To verify the TE-derived TDFs modulation of expression during exercise, qRT-PCR was carried out as described elsewhere (Cappelli et al. 2008) on PBMCs of six horses chosen from the high-level participants in national and international endurance races (90–160 km). Samples were collected at the three different time points described previously. Primers were designed on TE-derived TDFs using Primer3 software (Table 2). Ten of the 23 tested sequences significantly increased their expression in horses at the end of the race. The fold-change, calculated as the ratio of race/basal values and expressed as log2 of the real value, ranged from 1.605X of CO508722 to 3.523X of CO508756 (Table 2).

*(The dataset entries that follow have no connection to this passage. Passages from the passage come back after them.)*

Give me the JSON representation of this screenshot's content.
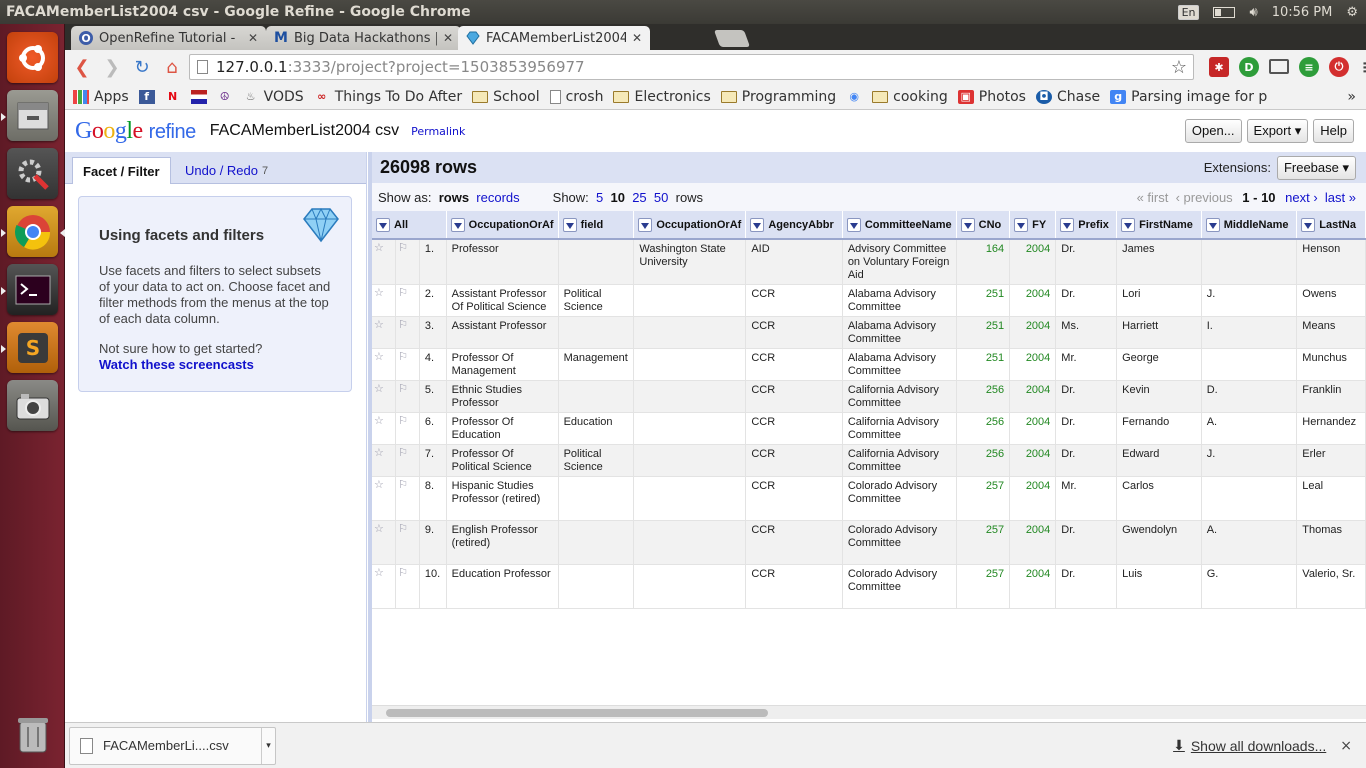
{
  "window": {
    "title": "FACAMemberList2004 csv - Google Refine - Google Chrome",
    "keyboard": "En",
    "clock": "10:56 PM"
  },
  "tabs": [
    {
      "label": "OpenRefine Tutorial -",
      "favicon": "O"
    },
    {
      "label": "Big Data Hackathons |",
      "favicon": "M"
    },
    {
      "label": "FACAMemberList2004",
      "favicon": "diamond"
    }
  ],
  "address": {
    "host": "127.0.0.1",
    "rest": ":3333/project?project=1503853956977"
  },
  "bookmarks": [
    "Apps",
    "",
    "",
    "",
    "",
    "VODS",
    "Things To Do After",
    "School",
    "crosh",
    "Electronics",
    "Programming",
    "",
    "cooking",
    "Photos",
    "Chase",
    "Parsing image for p"
  ],
  "bookmarks_more": "»",
  "app": {
    "logo_parts": [
      "G",
      "o",
      "o",
      "g",
      "l",
      "e"
    ],
    "logo_refine": "refine",
    "project_name": "FACAMemberList2004 csv",
    "permalink": "Permalink",
    "buttons": {
      "open": "Open...",
      "export": "Export ▾",
      "help": "Help"
    }
  },
  "left_panel": {
    "tab_facet": "Facet / Filter",
    "tab_undo": "Undo / Redo",
    "undo_count": "7",
    "help_title": "Using facets and filters",
    "help_text": "Use facets and filters to select subsets of your data to act on. Choose facet and filter methods from the menus at the top of each data column.",
    "help_prompt": "Not sure how to get started?",
    "help_link": "Watch these screencasts"
  },
  "view": {
    "row_count": "26098 rows",
    "extensions_label": "Extensions:",
    "extensions_button": "Freebase ▾",
    "show_as_label": "Show as:",
    "show_as_rows": "rows",
    "show_as_records": "records",
    "show_label": "Show:",
    "page_sizes": [
      "5",
      "10",
      "25",
      "50"
    ],
    "page_size_suffix": "rows",
    "pager_first": "« first",
    "pager_prev": "‹ previous",
    "pager_range": "1 - 10",
    "pager_next": "next ›",
    "pager_last": "last »"
  },
  "table": {
    "columns": [
      "All",
      "OccupationOrAf",
      "field",
      "OccupationOrAf",
      "AgencyAbbr",
      "CommitteeName",
      "CNo",
      "FY",
      "Prefix",
      "FirstName",
      "MiddleName",
      "LastNa"
    ],
    "rows": [
      [
        "1.",
        "Professor",
        "",
        "Washington State University",
        "AID",
        "Advisory Committee on Voluntary Foreign Aid",
        "164",
        "2004",
        "Dr.",
        "James",
        "",
        "Henson"
      ],
      [
        "2.",
        "Assistant Professor Of Political Science",
        "Political Science",
        "",
        "CCR",
        "Alabama Advisory Committee",
        "251",
        "2004",
        "Dr.",
        "Lori",
        "J.",
        "Owens"
      ],
      [
        "3.",
        "Assistant Professor",
        "",
        "",
        "CCR",
        "Alabama Advisory Committee",
        "251",
        "2004",
        "Ms.",
        "Harriett",
        "I.",
        "Means"
      ],
      [
        "4.",
        "Professor Of Management",
        "Management",
        "",
        "CCR",
        "Alabama Advisory Committee",
        "251",
        "2004",
        "Mr.",
        "George",
        "",
        "Munchus"
      ],
      [
        "5.",
        "Ethnic Studies Professor",
        "",
        "",
        "CCR",
        "California Advisory Committee",
        "256",
        "2004",
        "Dr.",
        "Kevin",
        "D.",
        "Franklin"
      ],
      [
        "6.",
        "Professor Of Education",
        "Education",
        "",
        "CCR",
        "California Advisory Committee",
        "256",
        "2004",
        "Dr.",
        "Fernando",
        "A.",
        "Hernandez"
      ],
      [
        "7.",
        "Professor Of Political Science",
        "Political Science",
        "",
        "CCR",
        "California Advisory Committee",
        "256",
        "2004",
        "Dr.",
        "Edward",
        "J.",
        "Erler"
      ],
      [
        "8.",
        "Hispanic Studies Professor (retired)",
        "",
        "",
        "CCR",
        "Colorado Advisory Committee",
        "257",
        "2004",
        "Mr.",
        "Carlos",
        "",
        "Leal"
      ],
      [
        "9.",
        "English Professor (retired)",
        "",
        "",
        "CCR",
        "Colorado Advisory Committee",
        "257",
        "2004",
        "Dr.",
        "Gwendolyn",
        "A.",
        "Thomas"
      ],
      [
        "10.",
        "Education Professor",
        "",
        "",
        "CCR",
        "Colorado Advisory Committee",
        "257",
        "2004",
        "Dr.",
        "Luis",
        "G.",
        "Valerio, Sr."
      ]
    ]
  },
  "downloads": {
    "file": "FACAMemberLi....csv",
    "show_all": "Show all downloads...",
    "close": "×"
  }
}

RACE experiments were successfully conducted for most of the TDFs showing an increased expression. BLAT mapping of the extended cDNA sequences (GenBank accessions GU797237, GU797238 and GU797239) confirmed the genomic position of original TDFs and revealed an exercise-induced transcription of large segments of the LINEs contained in known or predicted gene introns.
Our results are consistent with the accepted concept that stressful environments increase TE retrotransposition as well as alternative splicing (Teneng et al. 2007), hence, indicating that physical stress may play a role in modulating the activity of LINE-derived and/or LINE-linked sequences in strenuous exercise in horses. For these sequences, it is possible to hypothesize that they represent the relic of LINEs embedded in modern genes modulated by exercise and stimulated to exonize. The cellular context appears to be a crucial factor in TE exonization with identified tissues and disease-specific transposon-derived cDNA sequences (Mersch et al. 2007).
These integrated molecular and bioinformatics data reveal new insights and shed some light on the genomic factors and regulatory mechanisms involved in strenuous exercise in horses. They also offer intriguing scenarios that might explain the transcriptional processes of L1-type retrotransposons in exercise-induced stress.